Here is a set of graphs for one of the 5-year model runs for this lower air temperature, also demonstrating how the lower air temperature pulls down the ocean surface temperature:
Figure 8 – Click for a larger image
The first graph shows how the average daily temperature changes over the full time period – making it easy to see equilibrium being reached. The second graph shows the hourly average temperature change for the last 5 days. The last graph shows the heat which is either absorbed or released within the ocean in temperature changes. As zero is reached it means the ocean is not heating up or cooling down.
Inaccuracies in the Model
We can write a lot on the all the inaccuracies in the model. It’s a very rudimentary model. In the real world the hotter tropical / sub-tropical oceans transfer heat to higher latitudes and to the poles. So does the atmosphere. A 1-d model is very unrealistic.
The emissivity and absorptivity of the ocean are set to 1, there are no ocean currents, the atmosphere doesn’t heat up and cool down with the ocean surface, the solar radiation value doesn’t change through the year, the top layer was 5mm not 1μm, the cooler skin layer was not modeled, a number of isothermal layers is unphysical compared with the real ocean of continuously varying temperatures..
However, what a nice simple model tells us is how energy only absorbed in the top few microns of the ocean can affect the temperature of the ocean much lower down.
“It’s obvious“, I could say.
My model could be wrong – for example, just a mistake which means it doesn’t operate how I have described it. The many simplifications of the model might hide some real world physics effect which means that Hypothesis C is actually less likely than Hypothesis B.
However, if the model doesn’t contain mistakes, at least I have provided more support for Hypothesis C – that the back radiation absorbed in the very surface of the ocean can change the temperature of the ocean below, and demonstrated that Hypothesis B is less likely.
I look forward to advocates of Hypothesis B putting forward their best arguments.

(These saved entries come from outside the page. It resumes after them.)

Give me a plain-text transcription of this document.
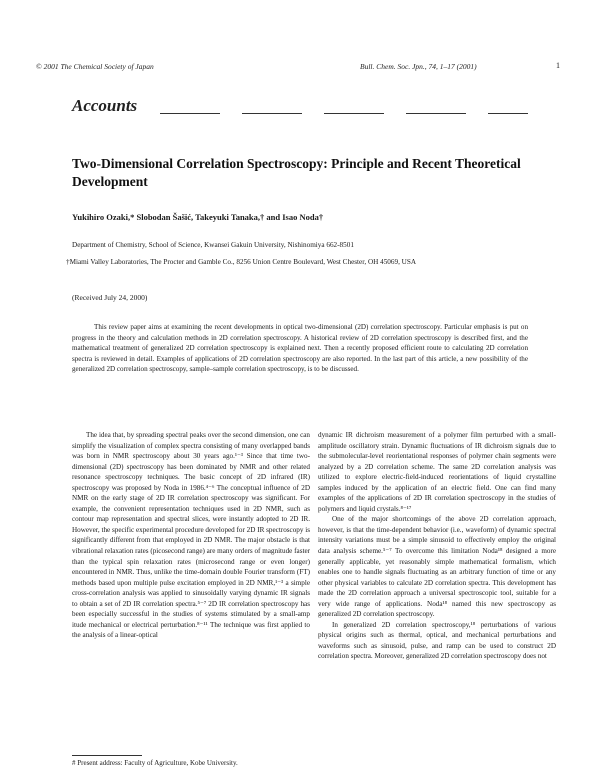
© 2001 The Chemical Society of Japan	Bull. Chem. Soc. Jpn., 74, 1–17 (2001)	1
Accounts
Two-Dimensional Correlation Spectroscopy: Principle and Recent Theoretical Development
Yukihiro Ozaki,* Slobodan Šašić, Takeyuki Tanaka,† and Isao Noda†
Department of Chemistry, School of Science, Kwansei Gakuin University, Nishinomiya 662-8501
†Miami Valley Laboratories, The Procter and Gamble Co., 8256 Union Centre Boulevard, West Chester, OH 45069, USA
(Received July 24, 2000)

This review paper aims at examining the recent developments in optical two-dimensional (2D) correlation spectroscopy. Particular emphasis is put on progress in the theory and calculation methods in 2D correlation spectroscopy. A historical review of 2D correlation spectroscopy is described first, and the mathematical treatment of generalized 2D correlation spectroscopy is explained next. Then a recently proposed efficient route to calculating 2D correlation spectra is reviewed in detail. Examples of applications of 2D correlation spectroscopy are also reported. In the last part of this article, a new possibility of the generalized 2D correlation spectroscopy, sample–sample correlation spectroscopy, is to be discussed.

The idea that, by spreading spectral peaks over the second dimension, one can simplify the visualization of complex spectra consisting of many overlapped bands was born in NMR spectroscopy about 30 years ago.¹⁻³ Since that time two-dimensional (2D) spectroscopy has been dominated by NMR and other related resonance spectroscopy techniques. The basic concept of 2D infrared (IR) spectroscopy was proposed by Noda in 1986.⁴⁻⁶ The conceptual influence of 2D NMR on the early stage of 2D IR correlation spectroscopy was significant. For example, the convenient representation techniques used in 2D NMR, such as contour map representation and spectral slices, were instantly adopted to 2D IR. However, the specific experimental procedure developed for 2D IR spectroscopy is significantly different from that employed in 2D NMR. The major obstacle is that vibrational relaxation rates (picosecond range) are many orders of magnitude faster than the typical spin relaxation rates (microsecond range or even longer) encountered in NMR. Thus, unlike the time-domain double Fourier transform (FT) methods based upon multiple pulse excitation employed in 2D NMR,¹⁻³ a simple cross-correlation analysis was applied to sinusoidally varying dynamic IR signals to obtain a set of 2D IR correlation spectra.⁵⁻⁷ 2D IR correlation spectroscopy has been especially successful in the studies of systems stimulated by a small-amp itude mechanical or electrical perturbation.⁸⁻¹¹ The technique was first applied to the analysis of a linear-optical

dynamic IR dichroism measurement of a polymer film perturbed with a small-amplitude oscillatory strain. Dynamic fluctuations of IR dichroism signals due to the submolecular-level reorientational responses of polymer chain segments were analyzed by a 2D correlation scheme. The same 2D correlation analysis was utilized to explore electric-field-induced reorientations of liquid crystalline samples induced by the application of an electric field. One can find many examples of the applications of 2D IR correlation spectroscopy in the studies of polymers and liquid crystals.⁸⁻¹⁷

One of the major shortcomings of the above 2D correlation approach, however, is that the time-dependent behavior (i.e., waveform) of dynamic spectral intensity variations must be a simple sinusoid to effectively employ the original data analysis scheme.⁵⁻⁷ To overcome this limitation Noda¹⁸ designed a more generally applicable, yet reasonably simple mathematical formalism, which enables one to handle signals fluctuating as an arbitrary function of time or any other physical variables to calculate 2D correlation spectra. This development has made the 2D correlation approach a universal spectroscopic tool, suitable for a very wide range of applications. Noda¹⁸ named this new spectroscopy as generalized 2D correlation spectroscopy.

In generalized 2D correlation spectroscopy,¹⁸ perturbations of various physical origins such as thermal, optical, and mechanical perturbations and waveforms such as sinusoid, pulse, and ramp can be used to construct 2D correlation spectra. Moreover, generalized 2D correlation spectroscopy does not

# Present address: Faculty of Agriculture, Kobe University.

Update – Code files saved here
Note 1 – To avoid upsetting the purists, when we say “does back-radiation heat the ocean?” what we mean is, “does back-radiation affect the temperature of the ocean?”
Some people get upset if we use the term heat, and object that heat is the net of the two way process of energy exchange. It’s not too important for most of us. I only mention it to make it clear that if the colder atmosphere transfers energy to the ocean then more energy goes in the reverse direction.
It is a dull point.
Note 2 – Some people think that back radiation can’t occur at all, and others think that it can’t affect the temperature of the surface for reasons that are a confused mangle of the second law of thermodynamics. See Science Roads Less Travelled and especially Amazing Things we Find in Textbooks – The Real Second Law , The Real Second Law of Thermodynamics and The Three Body Problem. And for real measurements of back radiation, see The Amazing Case of “Back Radiation” -Part One.
Note 3 – If we change the peak solar radiation from 600 to 610, this is the peak value and only provides an increase for 12 out of 24 hours. By contrast, back radiation is a 24 hour a day value. How much do we have to change the average DLR value to provide an equivalent amount of energy over 24 hours?
If we integrate the solar radiation for the before and after cases we find the relationship between the value for the peak of the solar radiation and the average of the back radiation = π (3.14159). So if the DLR increase = 10, the peak solar increase to match = 10 x π = 31.4159; and if the solar peak increase = 10, the DLR increase to match = 10/π = 3.1831.
If anyone would like this demonstrated further please ask and I will update in the comments. I’m sure I could have made this easier to understand than I actually have (haven’t).